3.      Break up your big goals into smaller goals and establish a reward system. If you want to ultimately lose 20 lbs, consider breaking up your weight loss into two segments of 10 lbs or even smaller increments if that works better for you. Give yourself some incentive to achieve these goals that will help keep you motivated on those days when you’re feeling a little lethargic. For example, when you hit the midway point and have lost 10 lbs, maybe you could treat yourself to a massage. Then, when you reach your full 20 lb weight loss goal, perhaps you could reward yourself with a new outfit to celebrate your new physique or indulge in upgraded fitness equipment like a new yoga mat if that is what you like. Figure out what kind of rewards would really incentivize you and create your own system to keep yourself motivated. 

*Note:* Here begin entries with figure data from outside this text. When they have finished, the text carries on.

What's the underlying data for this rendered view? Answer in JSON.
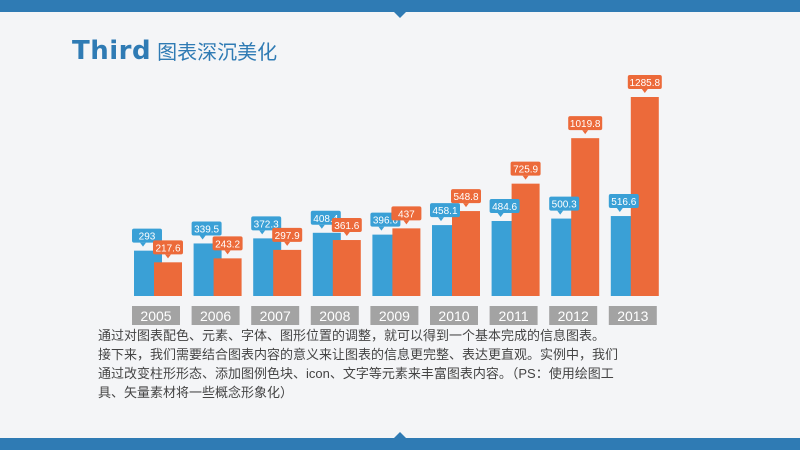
{
  "slide": {
    "title_en": "Third",
    "title_cn": "图表深沉美化",
    "description": [
      "通过对图表配色、元素、字体、图形位置的调整，就可以得到一个基本完成的信息图表。",
      "接下来，我们需要结合图表内容的意义来让图表的信息更完整、表达更直观。实例中，我们",
      "通过改变柱形形态、添加图例色块、icon、文字等元素来丰富图表内容。（PS：使用绘图工",
      "具、矢量素材将一些概念形象化）"
    ]
  },
  "colors": {
    "accent": "#2f7bb4",
    "series_a": "#3aa0d6",
    "series_b": "#ec6a3a",
    "axis_label_bg": "#a3a3a3"
  },
  "chart_data": {
    "type": "bar",
    "categories": [
      "2005",
      "2006",
      "2007",
      "2008",
      "2009",
      "2010",
      "2011",
      "2012",
      "2013"
    ],
    "series": [
      {
        "values": [
          293,
          339.5,
          372.3,
          408.4,
          396.6,
          458.1,
          484.6,
          500.3,
          516.6
        ]
      },
      {
        "values": [
          217.6,
          243.2,
          297.9,
          361.6,
          437,
          548.8,
          725.9,
          1019.8,
          1285.8
        ]
      }
    ],
    "data_labels": [
      [
        "293",
        "339.5",
        "372.3",
        "408.4",
        "396.6",
        "458.1",
        "484.6",
        "500.3",
        "516.6"
      ],
      [
        "217.6",
        "243.2",
        "297.9",
        "361.6",
        "437",
        "548.8",
        "725.9",
        "1019.8",
        "1285.8"
      ]
    ],
    "ylim": [
      0,
      1285.8
    ],
    "grid": false,
    "legend": "none"
  }
}
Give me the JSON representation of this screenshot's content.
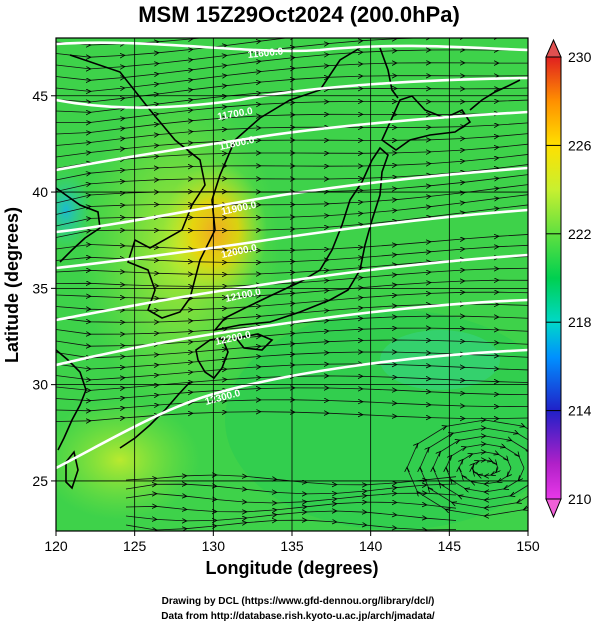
{
  "title": "MSM 15Z29Oct2024 (200.0hPa)",
  "xlabel": "Longitude (degrees)",
  "ylabel": "Latitude  (degrees)",
  "map": {
    "lon_range": [
      120,
      150
    ],
    "lat_range": [
      22.4,
      48
    ],
    "x_ticks": [
      "120",
      "125",
      "130",
      "135",
      "140",
      "145",
      "150"
    ],
    "y_ticks": [
      {
        "lat": 25,
        "label": "25"
      },
      {
        "lat": 30,
        "label": "30"
      },
      {
        "lat": 35,
        "label": "35"
      },
      {
        "lat": 40,
        "label": "40"
      },
      {
        "lat": 45,
        "label": "45"
      }
    ],
    "grid": true,
    "field": "temperature shading with streamlines and white height contours"
  },
  "colorbar": {
    "min": 210,
    "max": 230,
    "tick_labels": [
      "230",
      "226",
      "222",
      "218",
      "214",
      "210"
    ],
    "stops": [
      "#e838e8",
      "#c020c0",
      "#2020c8",
      "#0090ff",
      "#00d8c8",
      "#00d050",
      "#60e040",
      "#c8f030",
      "#ffe000",
      "#ff9000",
      "#e02020"
    ]
  },
  "contours": [
    {
      "label": "11600.0"
    },
    {
      "label": "11700.0"
    },
    {
      "label": "11800.0"
    },
    {
      "label": "11900.0"
    },
    {
      "label": "12000.0"
    },
    {
      "label": "12100.0"
    },
    {
      "label": "12200.0"
    },
    {
      "label": "12300.0"
    }
  ],
  "credits": {
    "line1": "Drawing by DCL (https://www.gfd-dennou.org/library/dcl/)",
    "line2": "Data from http://database.rish.kyoto-u.ac.jp/arch/jmadata/"
  }
}
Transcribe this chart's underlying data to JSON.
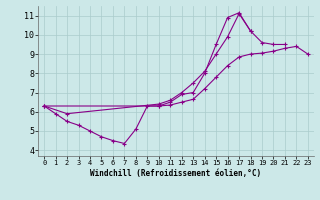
{
  "xlabel": "Windchill (Refroidissement éolien,°C)",
  "xlim": [
    -0.5,
    23.5
  ],
  "ylim": [
    3.7,
    11.5
  ],
  "yticks": [
    4,
    5,
    6,
    7,
    8,
    9,
    10,
    11
  ],
  "xticks": [
    0,
    1,
    2,
    3,
    4,
    5,
    6,
    7,
    8,
    9,
    10,
    11,
    12,
    13,
    14,
    15,
    16,
    17,
    18,
    19,
    20,
    21,
    22,
    23
  ],
  "bg_color": "#cce8e8",
  "line_color": "#880088",
  "grid_color": "#aacccc",
  "c1x": [
    0,
    1,
    2,
    3,
    4,
    5,
    6,
    7,
    8,
    9,
    10,
    11,
    12,
    13,
    14,
    15,
    16,
    17,
    18,
    19,
    20,
    21
  ],
  "c1y": [
    6.3,
    5.9,
    5.5,
    5.3,
    5.0,
    4.7,
    4.5,
    4.35,
    5.1,
    6.3,
    6.3,
    6.5,
    6.9,
    7.0,
    8.0,
    9.5,
    10.9,
    11.15,
    10.2,
    9.6,
    9.5,
    9.5
  ],
  "c2x": [
    0,
    10,
    11,
    12,
    13,
    14,
    15,
    16,
    17,
    18,
    19,
    20,
    21,
    22,
    23
  ],
  "c2y": [
    6.3,
    6.3,
    6.35,
    6.5,
    6.65,
    7.2,
    7.8,
    8.4,
    8.85,
    9.0,
    9.05,
    9.15,
    9.3,
    9.4,
    9.0
  ],
  "c3x": [
    0,
    2,
    10,
    11,
    12,
    13,
    14,
    15,
    16,
    17,
    18
  ],
  "c3y": [
    6.3,
    5.9,
    6.4,
    6.6,
    7.0,
    7.5,
    8.1,
    9.0,
    9.9,
    11.1,
    10.2
  ]
}
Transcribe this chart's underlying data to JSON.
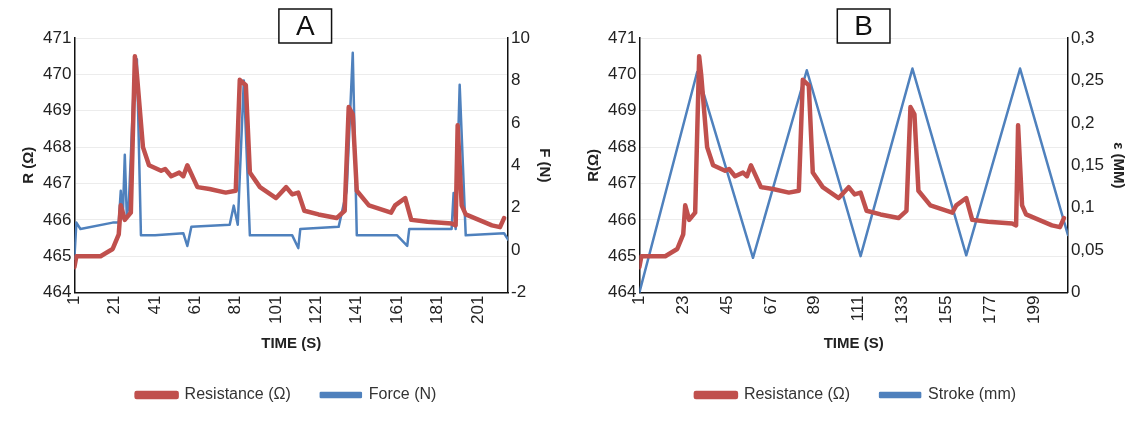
{
  "chart_data": [
    {
      "type": "line",
      "title": "A",
      "xlabel": "TIME (S)",
      "ylabel": "R (Ω)",
      "y2label": "F (N)",
      "legend": "bottom",
      "grid": "y",
      "xlim": [
        1,
        216
      ],
      "xticks": [
        1,
        21,
        41,
        61,
        81,
        101,
        121,
        141,
        161,
        181,
        201
      ],
      "ylim": [
        464,
        471
      ],
      "yticks": [
        464,
        465,
        466,
        467,
        468,
        469,
        470,
        471
      ],
      "y2lim": [
        -2,
        10
      ],
      "y2ticks": [
        -2,
        0,
        2,
        4,
        6,
        8,
        10
      ],
      "series": [
        {
          "name": "Resistance (Ω)",
          "color": "#c0504d",
          "x": [
            1,
            2,
            14,
            20,
            23,
            24,
            26,
            29,
            31,
            32,
            35,
            38,
            44,
            46,
            49,
            53,
            55,
            57,
            62,
            68,
            76,
            81,
            83,
            86,
            88,
            93,
            101,
            106,
            109,
            112,
            115,
            122,
            131,
            135,
            137,
            139,
            141,
            147,
            158,
            160,
            165,
            168,
            176,
            188,
            190,
            191,
            193,
            195,
            208,
            212,
            214
          ],
          "values": [
            464.7,
            465.0,
            465.0,
            465.2,
            465.6,
            466.4,
            466.0,
            466.2,
            470.5,
            470.0,
            468.0,
            467.5,
            467.35,
            467.4,
            467.2,
            467.3,
            467.2,
            467.5,
            466.9,
            466.85,
            466.75,
            466.8,
            469.85,
            469.7,
            467.3,
            466.9,
            466.6,
            466.9,
            466.7,
            466.75,
            466.25,
            466.15,
            466.05,
            466.25,
            469.1,
            468.9,
            466.8,
            466.4,
            466.2,
            466.4,
            466.6,
            466.0,
            465.95,
            465.9,
            465.85,
            468.6,
            466.4,
            466.15,
            465.85,
            465.8,
            466.05
          ]
        },
        {
          "name": "Force (N)",
          "color": "#4f81bd",
          "axis": "y2",
          "x": [
            1,
            2,
            4,
            20,
            23,
            24,
            25,
            26,
            27,
            28,
            31,
            32,
            34,
            41,
            55,
            57,
            59,
            78,
            80,
            82,
            85,
            88,
            109,
            112,
            113,
            132,
            136,
            139,
            141,
            161,
            166,
            167,
            188,
            189,
            190,
            192,
            195,
            214,
            216
          ],
          "values": [
            -0.4,
            1.3,
            1.0,
            1.3,
            1.3,
            2.8,
            1.5,
            4.5,
            1.6,
            2.2,
            9.0,
            9.0,
            0.7,
            0.7,
            0.8,
            0.2,
            1.1,
            1.2,
            2.1,
            1.2,
            8.0,
            0.7,
            0.7,
            0.1,
            1.0,
            1.1,
            2.8,
            9.3,
            0.7,
            0.7,
            0.2,
            1.0,
            1.0,
            2.7,
            1.0,
            7.8,
            0.7,
            0.8,
            0.5
          ]
        }
      ]
    },
    {
      "type": "line",
      "title": "B",
      "xlabel": "TIME (S)",
      "ylabel": "R(Ω)",
      "y2label": "ε (MM)",
      "legend": "bottom",
      "grid": "y",
      "xlim": [
        1,
        216
      ],
      "xticks": [
        1,
        23,
        45,
        67,
        89,
        111,
        133,
        155,
        177,
        199
      ],
      "ylim": [
        464,
        471
      ],
      "yticks": [
        464,
        465,
        466,
        467,
        468,
        469,
        470,
        471
      ],
      "y2lim": [
        0,
        0.3
      ],
      "y2ticks": [
        0,
        {
          "value": 0.05,
          "label": "0,05"
        },
        {
          "value": 0.1,
          "label": "0,1"
        },
        {
          "value": 0.15,
          "label": "0,15"
        },
        {
          "value": 0.2,
          "label": "0,2"
        },
        {
          "value": 0.25,
          "label": "0,25"
        },
        {
          "value": 0.3,
          "label": "0,3"
        }
      ],
      "series": [
        {
          "name": "Resistance (Ω)",
          "color": "#c0504d",
          "x": [
            1,
            2,
            14,
            20,
            23,
            24,
            26,
            29,
            31,
            32,
            35,
            38,
            44,
            46,
            49,
            53,
            55,
            57,
            62,
            68,
            76,
            81,
            83,
            86,
            88,
            93,
            101,
            106,
            109,
            112,
            115,
            122,
            131,
            135,
            137,
            139,
            141,
            147,
            158,
            160,
            165,
            168,
            176,
            188,
            190,
            191,
            193,
            195,
            208,
            212,
            214
          ],
          "values": [
            464.7,
            465.0,
            465.0,
            465.2,
            465.6,
            466.4,
            466.0,
            466.2,
            470.5,
            470.0,
            468.0,
            467.5,
            467.35,
            467.4,
            467.2,
            467.3,
            467.2,
            467.5,
            466.9,
            466.85,
            466.75,
            466.8,
            469.85,
            469.7,
            467.3,
            466.9,
            466.6,
            466.9,
            466.7,
            466.75,
            466.25,
            466.15,
            466.05,
            466.25,
            469.1,
            468.9,
            466.8,
            466.4,
            466.2,
            466.4,
            466.6,
            466.0,
            465.95,
            465.9,
            465.85,
            468.6,
            466.4,
            466.15,
            465.85,
            465.8,
            466.05
          ]
        },
        {
          "name": "Stroke (mm)",
          "color": "#4f81bd",
          "axis": "y2",
          "x": [
            1,
            30,
            58,
            85,
            112,
            138,
            165,
            192,
            216
          ],
          "values": [
            0,
            0.26,
            0.041,
            0.262,
            0.043,
            0.264,
            0.044,
            0.264,
            0.068
          ]
        }
      ]
    }
  ]
}
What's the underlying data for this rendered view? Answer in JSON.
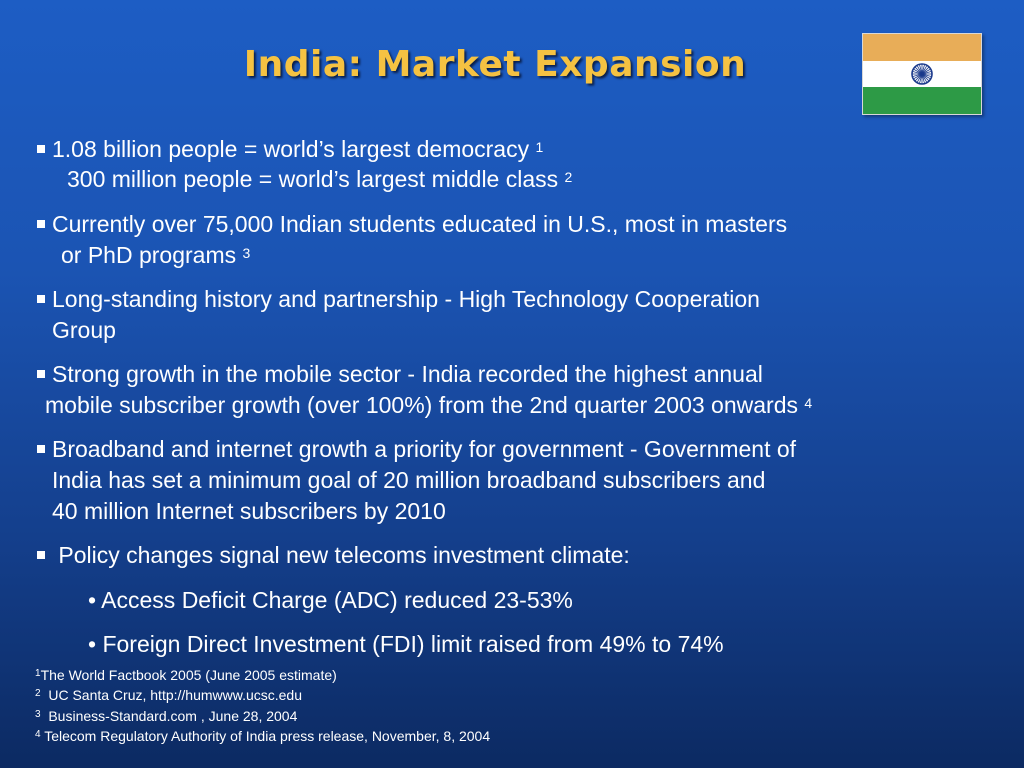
{
  "title": "India:  Market Expansion",
  "bullets": [
    {
      "lines": [
        {
          "text": "1.08 billion people = world’s largest democracy",
          "sup": "1"
        },
        {
          "text": "300 million people = world’s largest middle class",
          "sup": "2"
        }
      ]
    },
    {
      "lines": [
        {
          "text": "Currently over 75,000 Indian students educated in U.S., most in  masters"
        },
        {
          "text": "or PhD programs",
          "sup": "3"
        }
      ]
    },
    {
      "lines": [
        {
          "text": "Long-standing history and partnership - High Technology Cooperation"
        },
        {
          "text": "Group"
        }
      ]
    },
    {
      "lines": [
        {
          "text": "Strong growth in the mobile sector - India recorded the highest annual"
        },
        {
          "text": "mobile subscriber  growth (over 100%) from the 2nd quarter 2003 onwards",
          "sup": "4"
        }
      ]
    },
    {
      "lines": [
        {
          "text": "Broadband and internet growth a priority for government - Government of"
        },
        {
          "text": "India has set a minimum goal of 20 million broadband subscribers and"
        },
        {
          "text": "40 million Internet subscribers by 2010"
        }
      ]
    },
    {
      "lines": [
        {
          "text": "Policy changes signal new telecoms investment climate:"
        }
      ],
      "sub": [
        "• Access Deficit Charge (ADC) reduced 23-53%",
        "• Foreign Direct Investment (FDI) limit raised from 49% to 74%"
      ]
    }
  ],
  "footnotes": [
    {
      "num": "1",
      "text": "The World Factbook 2005 (June 2005 estimate)"
    },
    {
      "num": "2",
      "text": "UC Santa Cruz, http://humwww.ucsc.edu"
    },
    {
      "num": "3",
      "text": "Business-Standard.com , June 28, 2004"
    },
    {
      "num": "4",
      "text": "Telecom Regulatory Authority of India press release, November, 8, 2004"
    }
  ],
  "colors": {
    "title": "#f5c242",
    "text": "#ffffff",
    "background_top": "#1d5dc4",
    "background_bottom": "#0c2a62"
  },
  "icons": {
    "flag": "india-flag-icon",
    "bullet": "square-bullet-icon"
  }
}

4.      Do not be afraid to reevaluate. Sometimes our initial goals do not work out for a variety of reasons, whether you overestimated the intensity of your first workout regime or maybe your new schedule is not conducive to your daily life. That is okay! The great thing about health and fitness is that it is flexible enough to be able to adapt to any lifestyle. Do not be afraid to switch up your routine; if it is more realistic for you to exercise three days per week instead of six, go ahead and go for those three and maybe in the future you can up the frequency. If you are struggling with eating better, take smaller steps as you adjust to a healthier diet. For example, you could start by replacing soda with water for a week. Then, once you achieve the first week, extend it into a second and add another element like replacing break room donuts with a healthy snack you brought from home. 

Setting realistic, actionable goals is essential for attaining your health and fitness aims. If you need help deciding what works for you, talk to your doctor and a nutritionist or personal trainer. They can have some great resources to get you going as you work towards a new you in the new year!